Monday, May 30, 2016

True Love

Sarah E. Farro - True Love: A Story of English Domestic Life (1891)

Archive.org direct link
Open Library main page

This is a fascinating story - scholar Gretchen Gerzina was researching another topic and stumbled across a newspaper mention of something else, thus finding the second known novel by a black woman in the 19th century.  Gerzina thinks the book may have slipped through the cracks not just because it wasn't that popular but because it's about white domestics in Britain.  She had it digitized and now it's available for everybody.  The link in her article is to a Google scan but Archive.org has a different scan of the same copy that I think is higher quality.  (The earlier dates on the Open Library listing appear to be catalog data, not the actual file which elsewhere has a January 2014 stamp.  I'm not sure about the reference to a microfilm.)

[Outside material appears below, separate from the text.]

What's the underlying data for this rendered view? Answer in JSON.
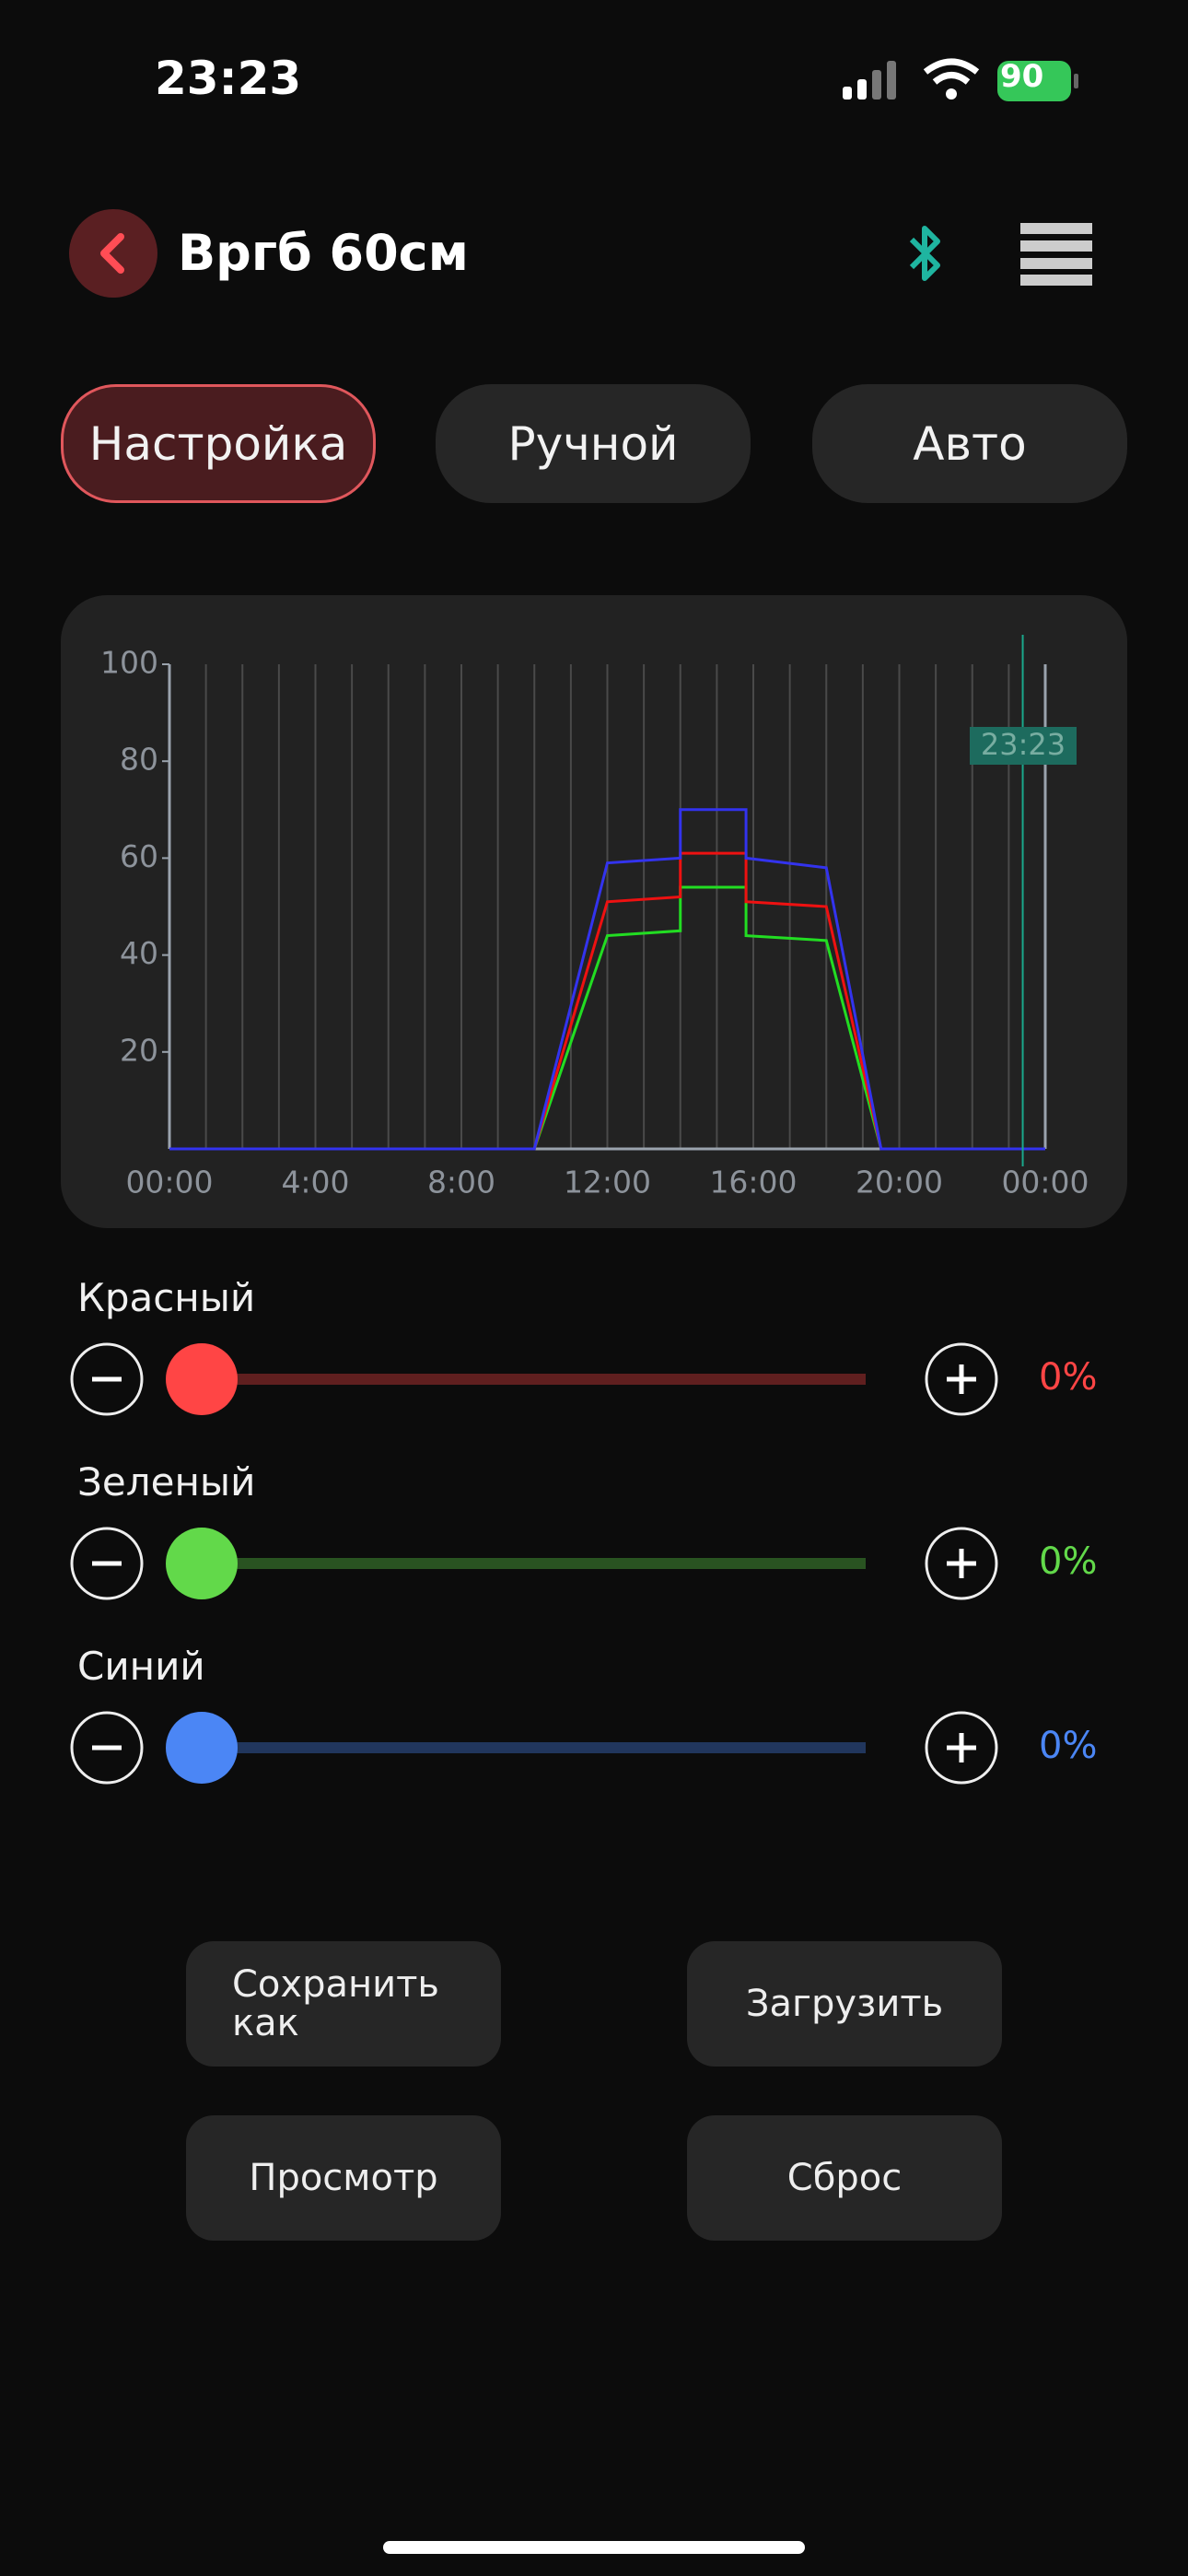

Gerzina gathered more information about Farro.  Born in 1859, Farro lived in Chicago where the book was published.  She died in 1937 (possibly - the article either gives that as the date or it is the date of a celebration "toward the end of her life").  She appears to have been involved in a personal injury case - at least it's the same name, in Chicago and the correct time period.  There's not much other information about Farro except that according to some press notices "she has had a high school education" and listed her favorite writers as Dickens, Thackeray and Holmes.  She doesn't appear to have written, or at least not published, anything else despite a newspaper mention that she was working on a follow-up.

Despite the claim in the article there are at least ten copies in US libraries according to Worldcat.  Interestingly, there are a couple in Malaysia - hard not to wonder how they ended up there.  (Though the Occam enthusiast in me suspects it may be a single copy with duplicate listings.)

The publisher Donohue & Henneberry started as a bookbinding business before moving to inexpensive reprints and some original titles.  They apparently continued to produce supplies and other print matter.  They occupied a quite large building in downtown Chicago.